Sparking Memories for loss at Youngstown Historical Center

Youngstown Historical Center of Industry and Labor puts on a 45-minute program about memory loss.

By Samantha Smith

Youngstown Historical Center of Industry and Labor is providing a program called Sparking Memories for those dealing with memory loss.

Sparking Memories is an interactive program lasting 45 minutes. As stated on the center’s website, the program “provides opportunities for people to make connections between personal experiences, drawing from their long-term memory in this sensory program.”

Marcelle Wilson, museum site manager, explained why the program was originally created.

“I actually attended a conference in Columbus where the discussion was on people, especially children and students who are living on the autism spectrum disorder,” she said. “From that we started a program with the Rich Center for Autism and we’ve worked on developing programs for students with autism.
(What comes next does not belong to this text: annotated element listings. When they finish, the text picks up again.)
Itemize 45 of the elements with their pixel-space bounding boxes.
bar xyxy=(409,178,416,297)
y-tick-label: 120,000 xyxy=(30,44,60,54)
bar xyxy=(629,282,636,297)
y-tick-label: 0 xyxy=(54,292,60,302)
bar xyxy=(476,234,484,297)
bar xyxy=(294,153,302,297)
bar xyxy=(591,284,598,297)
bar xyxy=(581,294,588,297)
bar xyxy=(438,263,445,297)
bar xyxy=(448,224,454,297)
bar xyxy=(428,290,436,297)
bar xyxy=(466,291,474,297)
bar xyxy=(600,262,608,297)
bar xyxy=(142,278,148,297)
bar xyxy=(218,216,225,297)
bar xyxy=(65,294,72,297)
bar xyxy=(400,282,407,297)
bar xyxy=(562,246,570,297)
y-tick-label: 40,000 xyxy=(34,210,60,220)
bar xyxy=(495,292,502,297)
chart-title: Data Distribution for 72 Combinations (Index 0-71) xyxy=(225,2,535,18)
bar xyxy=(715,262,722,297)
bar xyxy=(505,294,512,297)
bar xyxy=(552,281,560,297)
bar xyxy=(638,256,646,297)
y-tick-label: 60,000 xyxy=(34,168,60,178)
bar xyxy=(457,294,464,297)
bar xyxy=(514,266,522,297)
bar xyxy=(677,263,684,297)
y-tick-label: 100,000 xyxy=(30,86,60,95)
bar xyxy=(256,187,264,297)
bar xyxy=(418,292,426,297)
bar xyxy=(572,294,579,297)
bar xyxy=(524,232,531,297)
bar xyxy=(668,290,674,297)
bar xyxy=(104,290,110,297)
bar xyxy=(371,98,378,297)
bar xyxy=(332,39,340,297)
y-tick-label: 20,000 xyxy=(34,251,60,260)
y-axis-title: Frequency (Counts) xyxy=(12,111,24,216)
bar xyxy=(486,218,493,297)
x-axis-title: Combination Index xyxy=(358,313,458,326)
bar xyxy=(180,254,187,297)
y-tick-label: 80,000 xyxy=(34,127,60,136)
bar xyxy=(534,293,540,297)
It just expanded into who else can we serve.”

The program offers multiple activity choices for participants during the program, including visiting the Memory Cafe, Museum in a Suitcase and taking guided tours.

The Locker Room is one of the displays in the museum.

The Memory Cafe is a presentation discussing family, work, local history and more. It is designed to promote discussion around similar experiences with each participant.

Museum in a Suitcase is an opportunity that “provides residents with artifacts and photographs that they can discover and handle within a suitcase to help them recall memories and activities associated with the items, and engage in conversations about the past,” as stated on the website.

The guided tours at the museum grant participants the opportunity to explore different exhibits including Life At Home, The Locker Room, Immigrants, Women, and Coal Mining. This is to help trigger memories and permit socialization.

Wilson described what it is like to be able to help those with memory loss.

“We get a lot of people who come in here, and we always see them leave happy,” she said. “They’re happy, they have good memories, they enjoyed the time period, they like the fact that somebody wants to listen to their story.”

It is $50 per program and the museum can have 10 to 20 people in a program, depending on what the participants want to do. The museum also offers to present the program at the skilled nursing facility where up to 50 people can be accommodated. If someone wants to come to the museum for a tour, a senior citizens discount of $6 per person plus free entry for a caregiver is available. The museum is wheelchair accessible.